"I didn't really check my stats but my coach said I had around 1,200-yards rushing," said Liu. "I had a lot of receiving yards out of the backfield because we do a lot of screens. I don't know what my receiving stats are though but I had a lot. I also scored 16 touchdowns.
"Basically we were the same team as the year before when we went 1-9. Over the summer we just worked hard and studied a lot of videos and basically bonded as a team to work out better. We studied our weak points, and our line was mostly Polynesian and they worked out better and learned the offense more. They got used to the offense after a year and we went 5-5 I think.
"There are only two of us on the team that are LDS. Brian Maile is our quarterback and free safety and receiver. Our first string quarterback was always getting a concussion so the coaches moved him to quarterback, and then he came up big in our rivalry game at the end of the year. He's pretty good."
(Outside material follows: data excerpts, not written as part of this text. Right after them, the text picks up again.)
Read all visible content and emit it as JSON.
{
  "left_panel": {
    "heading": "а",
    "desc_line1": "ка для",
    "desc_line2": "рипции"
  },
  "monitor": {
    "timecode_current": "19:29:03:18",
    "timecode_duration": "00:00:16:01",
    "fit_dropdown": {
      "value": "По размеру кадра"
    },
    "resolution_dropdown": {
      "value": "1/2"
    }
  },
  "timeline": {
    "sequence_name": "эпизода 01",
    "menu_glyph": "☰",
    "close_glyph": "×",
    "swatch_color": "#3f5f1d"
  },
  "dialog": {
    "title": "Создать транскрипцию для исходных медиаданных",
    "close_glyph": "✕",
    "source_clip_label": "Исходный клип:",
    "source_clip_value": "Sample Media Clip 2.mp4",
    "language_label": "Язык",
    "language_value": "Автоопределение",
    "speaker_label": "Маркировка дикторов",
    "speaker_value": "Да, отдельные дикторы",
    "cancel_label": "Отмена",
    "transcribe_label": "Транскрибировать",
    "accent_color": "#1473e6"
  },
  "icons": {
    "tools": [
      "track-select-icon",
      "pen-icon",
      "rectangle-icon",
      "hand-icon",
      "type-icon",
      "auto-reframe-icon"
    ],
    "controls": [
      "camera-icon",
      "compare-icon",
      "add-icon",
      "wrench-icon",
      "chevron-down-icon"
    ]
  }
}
For his personal performance, Liu received a few local accolades despite his team's improved but average season.
"I received offensive MVP," Liu said. "I was first team all-league for the Bay Division League."
Liu is also on the verge of breaking the central California region's all time rushing record set by a former neighbor and friend Toke Kefu, who also played at San Mateo High School and is now playing for Eastern Washington.
"I think I need roughly around 2,000-yards to beat Toke Kefu's record," said Liu. "I think I can do it next year. I'm going to try."
The quick, nimble footed Liu went right back into the weight room following his junior campaign. He is eager to get bigger and stronger for his final year at San Mateo with the hopes he can indeed become California's central coast all-time leading rusher.
"Basically, we went right back after the season and started working out," said Liu. "For next week we were supposed to do our max but my last max was 255 on the bench and my squat was 305.
"I'm six foot and I weight 185-pounds and my shuttle time was a 4.3. I went to a Samoan camp that was out here but that was about it."
Liu expressed a desire to serve a mission after high school. His webpage on myspace.com has a picture of the Oakland Temple on it among other notable LDS and former BYU players such as Vai Sikahema and Reno Mahe.
Liu became acquainted with future Cougar Matangi Tonga both on and off the field.
"I basically just see him at church activities," Liu said. "For me when I would go against him it was basically all about the quicks. He's pretty fast so I just had to use my speed."
However, when the roles were reversed and Liu found himself face to face with Aragon's 265-pound fullback, the speedy defender knew the laws of physics were working against.
"I remember one time I was asked to play free safety and [Matangi] was playing fullback and he came through a whole right up the middle," said Liu. "It was just me and him. I just dove at his legs and took out his legs. That time I got him."
Although most of his success came as a running back, Liu also had a decent season in the defensive secondary.
"As a safety I got two touchdowns on defense," Liu said. "Both of them from fumble recoveries one was a 45-yard return and the other was 95-yard return."
Currently, no big schools are recruiting Liu and he hopes that will soon change. His former LDS bishop of is going to send out his highlight footage to various schools including the Utah. Liu is open to both Utah and BYU.
"I got a 3.8 PGA average," said Liu. "I would like to study law enforcement. I would like work with people in the community.
"Basically, [BYU] would be a positive place for me to go to because I could stay active in the church. BYU has a lot of Poly kids if I remember and it seems like they have a good program.
"I was thinking of going up to Utah because I was just interested in their football team. One of my bishops knows one guy who was in charge of the Polynesian recruiting and he said he has some connections."